I am a new for action detection and very interested in this field. I use the test script R-C3D/experiments/activitynet/test_net.py to do the test. I am using a card of 1080Ti with 11G memory, but 2.5G was used by other students, so I was only left with 8.5G memory with GPU. But when I run the test_net.py script in ActivityNet , only loaded one 1 video's frams(768 images), but out of memory at the step: blobs_out = net.forward(forward_kwargs) """ F0713 15:08:15.452706 22317 syncedmem.cpp:56] Check failed: error == cudaSuccess (2 vs. 0) out of memory ** Check failure stack trace: Aborted (core dumped) """
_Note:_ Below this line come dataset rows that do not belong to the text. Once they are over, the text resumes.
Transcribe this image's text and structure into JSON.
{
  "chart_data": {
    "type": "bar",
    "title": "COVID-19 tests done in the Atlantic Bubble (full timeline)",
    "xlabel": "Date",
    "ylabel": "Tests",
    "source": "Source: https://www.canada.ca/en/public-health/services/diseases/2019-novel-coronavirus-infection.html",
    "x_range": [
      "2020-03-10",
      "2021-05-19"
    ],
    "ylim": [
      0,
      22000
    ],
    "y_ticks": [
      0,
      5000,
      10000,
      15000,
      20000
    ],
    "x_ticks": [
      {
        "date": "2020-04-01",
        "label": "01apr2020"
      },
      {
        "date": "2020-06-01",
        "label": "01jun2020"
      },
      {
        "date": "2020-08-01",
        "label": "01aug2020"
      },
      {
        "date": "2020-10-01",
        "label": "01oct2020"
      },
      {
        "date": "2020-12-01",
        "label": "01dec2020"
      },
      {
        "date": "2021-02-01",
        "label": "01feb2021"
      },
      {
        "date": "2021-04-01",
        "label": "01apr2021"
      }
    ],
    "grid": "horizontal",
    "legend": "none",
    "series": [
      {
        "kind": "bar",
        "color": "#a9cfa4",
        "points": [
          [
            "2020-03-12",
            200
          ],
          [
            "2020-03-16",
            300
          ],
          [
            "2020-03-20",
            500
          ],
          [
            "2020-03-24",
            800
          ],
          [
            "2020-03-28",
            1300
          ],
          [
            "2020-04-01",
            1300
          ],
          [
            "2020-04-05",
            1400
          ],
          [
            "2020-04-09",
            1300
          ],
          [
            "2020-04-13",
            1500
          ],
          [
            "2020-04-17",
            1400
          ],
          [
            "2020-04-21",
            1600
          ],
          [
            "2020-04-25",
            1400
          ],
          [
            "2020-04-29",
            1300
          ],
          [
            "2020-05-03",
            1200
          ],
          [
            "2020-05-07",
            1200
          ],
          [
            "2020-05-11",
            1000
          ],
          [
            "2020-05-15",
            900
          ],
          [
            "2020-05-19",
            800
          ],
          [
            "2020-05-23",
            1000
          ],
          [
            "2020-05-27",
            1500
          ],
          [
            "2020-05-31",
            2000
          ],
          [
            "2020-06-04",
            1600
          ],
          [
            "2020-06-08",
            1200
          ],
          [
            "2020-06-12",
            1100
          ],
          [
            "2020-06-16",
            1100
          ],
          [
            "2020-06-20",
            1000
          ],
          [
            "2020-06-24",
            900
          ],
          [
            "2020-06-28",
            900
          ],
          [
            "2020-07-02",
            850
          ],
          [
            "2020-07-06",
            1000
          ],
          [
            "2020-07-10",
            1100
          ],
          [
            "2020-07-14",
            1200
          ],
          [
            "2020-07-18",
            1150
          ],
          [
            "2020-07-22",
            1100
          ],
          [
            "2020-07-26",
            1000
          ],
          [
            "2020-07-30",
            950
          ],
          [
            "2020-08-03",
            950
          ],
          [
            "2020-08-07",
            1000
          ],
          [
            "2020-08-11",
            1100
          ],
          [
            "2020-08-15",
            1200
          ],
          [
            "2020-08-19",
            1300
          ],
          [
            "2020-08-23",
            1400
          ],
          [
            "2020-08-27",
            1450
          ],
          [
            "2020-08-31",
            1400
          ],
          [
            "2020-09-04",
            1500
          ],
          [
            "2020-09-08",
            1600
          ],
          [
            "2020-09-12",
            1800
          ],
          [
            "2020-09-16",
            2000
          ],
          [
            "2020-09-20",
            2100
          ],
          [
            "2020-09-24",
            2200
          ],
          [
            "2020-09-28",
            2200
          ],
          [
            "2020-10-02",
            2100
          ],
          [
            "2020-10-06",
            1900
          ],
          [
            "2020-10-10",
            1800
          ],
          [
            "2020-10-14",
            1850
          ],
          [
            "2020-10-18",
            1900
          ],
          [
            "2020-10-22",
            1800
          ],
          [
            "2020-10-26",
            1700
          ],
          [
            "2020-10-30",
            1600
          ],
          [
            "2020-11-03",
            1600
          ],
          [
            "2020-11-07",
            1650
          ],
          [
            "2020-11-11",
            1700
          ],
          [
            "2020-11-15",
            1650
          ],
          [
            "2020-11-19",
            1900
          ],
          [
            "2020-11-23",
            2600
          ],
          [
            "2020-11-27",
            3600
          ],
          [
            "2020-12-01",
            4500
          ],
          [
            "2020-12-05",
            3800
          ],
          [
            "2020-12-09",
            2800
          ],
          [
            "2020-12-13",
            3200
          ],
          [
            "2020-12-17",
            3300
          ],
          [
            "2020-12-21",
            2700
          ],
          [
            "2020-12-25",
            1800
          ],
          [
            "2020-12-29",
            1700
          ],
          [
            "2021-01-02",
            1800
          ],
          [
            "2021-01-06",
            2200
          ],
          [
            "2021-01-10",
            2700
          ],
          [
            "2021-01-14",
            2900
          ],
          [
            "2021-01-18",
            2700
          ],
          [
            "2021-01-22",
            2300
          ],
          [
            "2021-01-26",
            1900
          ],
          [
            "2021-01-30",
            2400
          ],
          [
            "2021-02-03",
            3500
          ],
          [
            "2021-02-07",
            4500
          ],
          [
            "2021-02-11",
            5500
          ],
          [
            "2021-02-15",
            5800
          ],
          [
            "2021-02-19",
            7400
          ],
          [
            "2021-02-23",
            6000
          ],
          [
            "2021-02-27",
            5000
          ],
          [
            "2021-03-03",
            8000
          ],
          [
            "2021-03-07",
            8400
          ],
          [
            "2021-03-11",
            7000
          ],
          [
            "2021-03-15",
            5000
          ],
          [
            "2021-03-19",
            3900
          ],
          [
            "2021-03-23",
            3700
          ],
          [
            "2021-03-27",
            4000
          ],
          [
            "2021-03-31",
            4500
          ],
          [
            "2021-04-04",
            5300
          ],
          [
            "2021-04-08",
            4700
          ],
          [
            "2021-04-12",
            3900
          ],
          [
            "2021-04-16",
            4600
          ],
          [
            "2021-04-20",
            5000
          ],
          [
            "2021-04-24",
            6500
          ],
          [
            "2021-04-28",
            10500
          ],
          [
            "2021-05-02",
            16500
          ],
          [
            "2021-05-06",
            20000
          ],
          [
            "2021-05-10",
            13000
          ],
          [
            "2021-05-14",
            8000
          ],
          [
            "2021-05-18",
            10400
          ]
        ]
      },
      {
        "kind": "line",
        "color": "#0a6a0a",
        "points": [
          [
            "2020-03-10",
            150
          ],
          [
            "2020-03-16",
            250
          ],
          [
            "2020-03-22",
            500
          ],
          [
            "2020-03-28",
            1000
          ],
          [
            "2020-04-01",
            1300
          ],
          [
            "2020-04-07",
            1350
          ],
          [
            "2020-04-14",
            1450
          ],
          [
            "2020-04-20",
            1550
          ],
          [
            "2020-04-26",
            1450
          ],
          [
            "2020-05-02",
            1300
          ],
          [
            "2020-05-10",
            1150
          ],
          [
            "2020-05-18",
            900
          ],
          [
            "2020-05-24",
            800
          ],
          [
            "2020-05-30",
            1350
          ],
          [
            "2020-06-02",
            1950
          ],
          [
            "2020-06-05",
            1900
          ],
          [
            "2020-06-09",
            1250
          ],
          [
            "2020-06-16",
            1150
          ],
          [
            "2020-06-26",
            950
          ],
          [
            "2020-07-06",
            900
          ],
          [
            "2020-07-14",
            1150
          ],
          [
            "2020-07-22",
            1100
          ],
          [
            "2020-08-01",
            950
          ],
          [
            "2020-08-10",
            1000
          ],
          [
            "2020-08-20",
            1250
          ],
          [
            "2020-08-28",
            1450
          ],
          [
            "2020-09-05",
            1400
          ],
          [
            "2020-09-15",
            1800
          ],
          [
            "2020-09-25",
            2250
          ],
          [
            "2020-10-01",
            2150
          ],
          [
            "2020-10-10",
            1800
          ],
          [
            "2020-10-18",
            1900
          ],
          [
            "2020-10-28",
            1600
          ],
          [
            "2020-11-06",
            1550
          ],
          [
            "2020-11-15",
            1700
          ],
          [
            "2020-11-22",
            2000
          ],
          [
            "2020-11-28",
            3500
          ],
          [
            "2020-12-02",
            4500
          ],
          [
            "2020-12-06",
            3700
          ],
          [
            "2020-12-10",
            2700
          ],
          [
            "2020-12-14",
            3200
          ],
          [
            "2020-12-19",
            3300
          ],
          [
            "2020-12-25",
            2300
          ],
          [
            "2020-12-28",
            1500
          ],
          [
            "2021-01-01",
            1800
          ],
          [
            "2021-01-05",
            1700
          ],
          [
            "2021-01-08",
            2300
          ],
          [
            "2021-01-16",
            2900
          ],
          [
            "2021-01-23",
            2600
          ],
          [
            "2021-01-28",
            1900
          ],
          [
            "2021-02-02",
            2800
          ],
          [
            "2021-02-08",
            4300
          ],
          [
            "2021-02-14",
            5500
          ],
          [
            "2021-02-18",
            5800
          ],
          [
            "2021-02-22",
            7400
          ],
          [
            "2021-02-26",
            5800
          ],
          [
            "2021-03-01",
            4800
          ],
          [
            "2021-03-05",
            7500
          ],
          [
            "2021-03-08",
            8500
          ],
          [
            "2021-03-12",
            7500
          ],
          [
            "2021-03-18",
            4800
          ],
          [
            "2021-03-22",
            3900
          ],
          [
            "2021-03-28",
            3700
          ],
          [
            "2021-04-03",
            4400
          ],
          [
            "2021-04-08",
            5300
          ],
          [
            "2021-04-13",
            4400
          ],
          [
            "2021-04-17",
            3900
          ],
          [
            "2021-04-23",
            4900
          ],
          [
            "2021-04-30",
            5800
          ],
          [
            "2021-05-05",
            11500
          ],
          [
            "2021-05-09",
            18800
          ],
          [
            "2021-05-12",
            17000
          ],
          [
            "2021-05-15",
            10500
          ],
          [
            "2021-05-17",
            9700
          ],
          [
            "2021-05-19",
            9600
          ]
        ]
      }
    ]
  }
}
I reduce the 768 images to 160 images. It is working fine with me with 8.5G memory left. But if I use 768 images nearly 5 times larger. So I guess I need 40G to 50G GPU memories. And it is difficult to run on pycaffe with multiple GPUs. Could you plz help me! I am a new to action detection. Really appreciated!

so could you plz tell me what is your GPU type and how many GPUs have you used when testing and training this code? Thanks in advance!

dlyldxwl commented 6 years ago

@sijun-zhou hi , I am also a new for action detection. Because of a competition, i trained this model, after that, i didn't work on it. I could tell you my computer configuration, 12G memory and TITAN X(pascal). if you memory isn't enough, i reckon you could use a small batch size or resolution, certainly, it is also work to fix more layers, but which can lead to a bad result. Above are my suggestion, I can't ensure it can work well. Finally, I wish you success in your experiment~

sijun-zhou commented 6 years ago

@dlyldxwl Thanks very much! Really appreciate your reply. I'll look into detail of my problem! :) BTW, you only use 1 TITAN X card?

Thanks, Sijun

dlyldxwl commented 6 years ago

@sijun-zhou yes , i just have one TITANX card

sijun-zhou commented 6 years ago

@dlyldxwl Thank you very much. I'll look into detail of my problem!

YanYan0716 commented 6 years ago

@dlyldxwl i am a new for deep learning, so could you tell me how to use the caffemodel to detect a video just as you said, thanks a lot, best wish for you

viswalal commented 5 years ago

@dlyldxwl , could you please share the demo file you have written?